Indeed, the possibility that untold wealth might be buried in university laboratories is prompting many public research institutions to liven up their laboratory practices and encourage on-campus entrepreneurialism as a possible source of extra revenue.
According to Turning Science into Business: Patenting and Licensing at Public Research Organisations, an increasing number of universities and public research organisations are incorporating measures to ensure that intellectual property innovations are patented and licensed for maximum commercial value. But making laboratories more business-like means not only actively promoting faculty and student research, but also determining how best to pursue any relationship with business clients while protecting the public interest.
Turning Science into Business examines legal and regulatory frameworks in 13 countries that have been developed for commercialising intellectual property arising from publicly-funded research. Across the OECD area and beyond, countries such as Germany and Korea are emulating the US Bayh-Dole Act of 1980 that gave universities the right to patent and earn revenue from licensing to outside firms. One finding is that legislative action is not the only way to promote the protection and exploitation of intellectual property, nor is it sufficient to get researchers to become inventors. Providing researchers with clear rules and allowing them to benefit from commercialisation activities are just as important.

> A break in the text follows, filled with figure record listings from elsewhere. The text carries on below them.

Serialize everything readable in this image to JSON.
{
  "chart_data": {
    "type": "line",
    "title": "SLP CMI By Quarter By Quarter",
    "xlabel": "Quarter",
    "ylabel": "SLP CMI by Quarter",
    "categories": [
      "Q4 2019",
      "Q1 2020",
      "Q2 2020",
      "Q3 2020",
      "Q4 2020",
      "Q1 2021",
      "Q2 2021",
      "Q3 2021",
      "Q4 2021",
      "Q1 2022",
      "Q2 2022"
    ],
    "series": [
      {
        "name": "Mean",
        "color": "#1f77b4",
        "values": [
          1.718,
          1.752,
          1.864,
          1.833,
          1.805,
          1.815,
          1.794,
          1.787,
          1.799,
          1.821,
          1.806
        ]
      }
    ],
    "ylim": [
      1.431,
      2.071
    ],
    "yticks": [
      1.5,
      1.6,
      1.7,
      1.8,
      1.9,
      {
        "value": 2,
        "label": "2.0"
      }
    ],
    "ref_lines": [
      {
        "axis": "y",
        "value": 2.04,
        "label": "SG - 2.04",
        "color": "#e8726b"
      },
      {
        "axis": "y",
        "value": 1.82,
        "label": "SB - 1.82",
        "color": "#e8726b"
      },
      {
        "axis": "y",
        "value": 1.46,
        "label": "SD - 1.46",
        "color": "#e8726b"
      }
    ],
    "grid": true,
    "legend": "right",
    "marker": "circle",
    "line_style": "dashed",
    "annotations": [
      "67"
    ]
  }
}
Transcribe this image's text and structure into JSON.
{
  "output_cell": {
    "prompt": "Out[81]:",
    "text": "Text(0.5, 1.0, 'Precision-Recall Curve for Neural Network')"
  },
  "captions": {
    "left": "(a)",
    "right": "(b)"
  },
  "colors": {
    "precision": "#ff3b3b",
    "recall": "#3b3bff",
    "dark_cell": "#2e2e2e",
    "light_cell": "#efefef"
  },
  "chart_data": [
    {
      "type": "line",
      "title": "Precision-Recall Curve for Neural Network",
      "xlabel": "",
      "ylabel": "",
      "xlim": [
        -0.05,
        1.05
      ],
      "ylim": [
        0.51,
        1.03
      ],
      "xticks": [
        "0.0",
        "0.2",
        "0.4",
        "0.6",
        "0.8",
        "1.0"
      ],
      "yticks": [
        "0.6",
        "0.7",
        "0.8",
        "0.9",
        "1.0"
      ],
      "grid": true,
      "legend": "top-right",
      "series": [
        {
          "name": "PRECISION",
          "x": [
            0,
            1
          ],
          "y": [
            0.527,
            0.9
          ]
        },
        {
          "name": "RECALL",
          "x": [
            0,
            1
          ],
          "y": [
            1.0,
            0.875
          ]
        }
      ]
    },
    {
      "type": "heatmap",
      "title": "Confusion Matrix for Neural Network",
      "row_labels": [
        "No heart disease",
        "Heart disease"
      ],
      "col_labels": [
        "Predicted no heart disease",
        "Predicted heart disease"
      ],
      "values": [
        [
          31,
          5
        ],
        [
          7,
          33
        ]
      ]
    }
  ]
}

With results from the first international survey on patenting and licensing at public research organisations, Turning Science into Business also provides key data on the amount of patented inventions and new start-ups originating from universities and public labs in several OECD countries. The study points to enormous variations in terms of the revenues obtained from licensing, with US universities the profit leaders, pocketing more than $1.2 billion each year, although income from licensing academic inventions remains small in comparison to overall research budgets
After surveying differences in national laws and in patenting activity, Turning Science into Business presents a series of country case studies illustrating the policy stories behind the figures. While legal frameworks have sprung up to help, more progress will come with a change in the business culture and mindset of the researchers themselves.